Enter Latest Scoop. The store's first location, in 2004, was open for only three weeks. Instead of committing to a lease and staff costs for a permanent store, Ms. Nichol and her partner took over a vacant retail space for this short period with the goal of creating a spontaneous and fleeting shopping experience. Merchandise sold out quickly.

Although Ms. Nichol's idea was novel in the early aughts, it has since developed into a movement called "pop-up retail," in which stores open in temporary locations for only as long as their inventory lasts before appearing elsewhere.

Ms. Nichol says the approach enables her to stay ultra-current, able to react creatively to every nuance of a trend. Instead of maintaining continuous inventory, she is constantly replenishing. "Most buyers are purchasing three to four months out," she explains. "If we're opening a store in April, we are buying in March. While the store is open I go to L.A. to replenish every seven to 10 days. I would rather fly to L.A. than to be sitting on stock. It allows us to be spontaneous."

It also allows Latest Scoop to compete on price. Without fixed overhead costs, she can enjoy healthy margins while passing down savings to customers. She can offer many products for a better price than customers will find elsewhere.

Because her stores are in constant transition, she produces a new experience with every store. "I think shopping can involve theatrics," she says. "Remember when shopping was fun?"

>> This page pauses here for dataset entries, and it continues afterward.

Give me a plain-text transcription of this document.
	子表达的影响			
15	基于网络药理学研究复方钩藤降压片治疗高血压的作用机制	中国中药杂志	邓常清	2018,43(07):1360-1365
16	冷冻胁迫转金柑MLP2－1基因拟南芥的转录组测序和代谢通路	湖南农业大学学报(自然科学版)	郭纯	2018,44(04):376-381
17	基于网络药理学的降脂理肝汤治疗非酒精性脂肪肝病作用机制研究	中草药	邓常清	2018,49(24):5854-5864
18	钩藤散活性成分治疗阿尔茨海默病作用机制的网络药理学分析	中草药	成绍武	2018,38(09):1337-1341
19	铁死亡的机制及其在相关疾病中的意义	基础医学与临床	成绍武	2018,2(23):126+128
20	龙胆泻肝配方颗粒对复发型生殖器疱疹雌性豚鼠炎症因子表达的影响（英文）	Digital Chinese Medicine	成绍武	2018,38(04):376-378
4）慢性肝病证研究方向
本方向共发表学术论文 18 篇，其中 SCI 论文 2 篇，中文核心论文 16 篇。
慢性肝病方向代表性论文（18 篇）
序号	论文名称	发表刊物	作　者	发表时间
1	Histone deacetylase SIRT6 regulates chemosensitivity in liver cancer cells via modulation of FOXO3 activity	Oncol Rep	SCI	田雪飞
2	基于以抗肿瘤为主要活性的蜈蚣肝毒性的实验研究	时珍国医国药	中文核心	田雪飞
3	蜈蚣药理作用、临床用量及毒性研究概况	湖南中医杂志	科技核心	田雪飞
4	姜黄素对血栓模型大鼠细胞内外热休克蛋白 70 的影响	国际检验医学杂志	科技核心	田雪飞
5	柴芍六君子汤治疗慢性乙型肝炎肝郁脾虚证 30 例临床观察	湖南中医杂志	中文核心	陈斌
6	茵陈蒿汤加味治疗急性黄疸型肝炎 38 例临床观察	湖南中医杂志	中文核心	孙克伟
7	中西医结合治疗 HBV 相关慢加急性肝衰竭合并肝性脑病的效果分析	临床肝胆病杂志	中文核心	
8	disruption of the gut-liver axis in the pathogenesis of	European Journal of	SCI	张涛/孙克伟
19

Ms. Nichol knows that the key to keeping her concept fresh is seeing the possibilities in retail that others miss. She accomplishes that by bringing in fresh eyes. "We have a lot of customers in their early twenties, so I bring an employee in her early twenties along on buying trips. You need to have other perspectives."

"Retail has become boring," Ms. Nichol says. "The economic downturn has made buyers tighten their belts and avoid taking risks, she argues, resulting in predictability. "They stopped being creative. They stopped having fun. When I stop having fun, I'll be finished."